Beyond Ladycross, anciently the boundary of the Abbey right of Sanctuary, opens another wide heath stretching every way—high, wind-swept, looking southward to Tennyson’s monolith on Beacon Down, eastward to Portsdown Hill. At Hatchett Gate, where a pond with a bit of white paling and some wind-bent pines breaks the monotony, a truly modern note is struck, for close by Mr. Drexel has set up his hangars and his School of Aviation, and on the rare occasions when the wind drops a monoplane may be seen hovering over the waste. Thence the road goes steeply down to the valley through which the Exe finds its way to the sea, and over a jumble of red roofs gleams a broad water, and beyond, on green lawns, rises the old grey Palace House, once the residence of the abbot. This was the fair spot, the Bellus Locus,

which John, though he loved not monks, chose for the Cistercian Abbey which, in a fit of compunction, he founded in 1204.

THE MILL POND, BEAULIEU

It was no life of idle contemplation that the brethren led. On the slopes above they had their vineyards, terraced towards the sun, with a raised causeway to wheel the grapes down to the wine-press, where the crumbling grey walls are still standing. Masons, too, must have been busy building and beautifying the great church, now level with the ground, though the foundations have been carefully traced and marked out. As cultivated land increased, granges were built, of which several remain: St. Leonard’s, with its huge barn and portions of its chapel yet standing, Herford, and Sowley Grange over against Sowley pond, once called Colgrim Mere, where there were ironworks. The map in Gilpin’s Picturesque Scenery shows an opening to the sea at Pitt’s Deep where the iron used to be shipped. The rival north soon carried off the trade, but Sowley firebacks may still be picked up in the neighbourhood.

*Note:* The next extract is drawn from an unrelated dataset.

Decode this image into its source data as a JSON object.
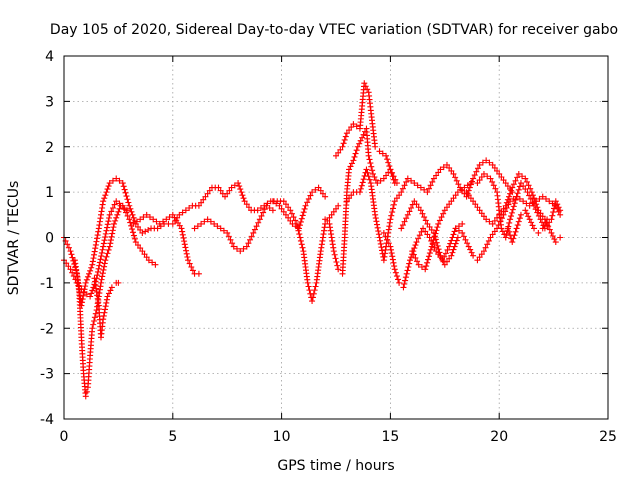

The name Bergery, near Park, denotes a sheepcote, and Bouvery, spelt in the maps Beaufré, is, of course, the ox farm; there is also a Swinesley not far off, so the industries of the monks were many and various. But this busy, peaceful life was all too prosperous, rousing the cupidity of the king in the troubled times

of the Reformation. To justify the spoliation, exaggerated tales of the scandal of sanctuary rights were told, and commissioners came down with their minds made up beforehand. Doubtless it was a matter liable to abuse, but in the rude days of blood feud and swift vengeance it was no bad thing that the Church should be able to stretch a sheltering arm over the criminal. But into all these questions this is no place to enter. Suffice it that the last abbot appointed was a creature of Cromwell’s who, with thirty of his monks, was induced to sign a deed of surrender in consideration of a pension. The riches of the stately abbey went into the king’s coffers, the domain was conferred on Thomas Wriothesley, Earl of Southampton, grandfather to that Henry Wriothesley who was the friend of Shakespeare. Through marriage it passed to the Dukedom of Montague, then to that of Buccleuch, in which family it still remains in the person of Lord Montague of Beaulieu.

The whole story may be found in Sir James Fowler’s recently published History of Beaulieu Abbey, with remarkable illustrations by Mr. F. Fissi, reconstructing from old records the abbey as it must have looked in its living days. The residence has, of course, known many alterations: the old vaulted room of the great gatehouse is now the dining-room of the Palace House, and the fine inner hall also

belongs to the original building. On the floor above, what was once the chapel has been converted into a stately drawing-room, panelled probably in Tudor times when it was secularized. Much, of course, has been added at different dates. Not much more than a century ago the last Duke of Montague erected a castellated wall with a moat, fearing the descent of French privateers by the river. The old refectory makes a very lovely little church, the pulpit being the raised desk for the lector, approached by an arcade in the wall. Close by the church, in the shade of a row of lime trees fragrant and murmurous with bees, stands the Domus or Guest House—for hospitality was one of the prime obligations of the monks—now happily restored by Lord Montague and made a place of hospitality once more, the veritable centre of the social life of the village.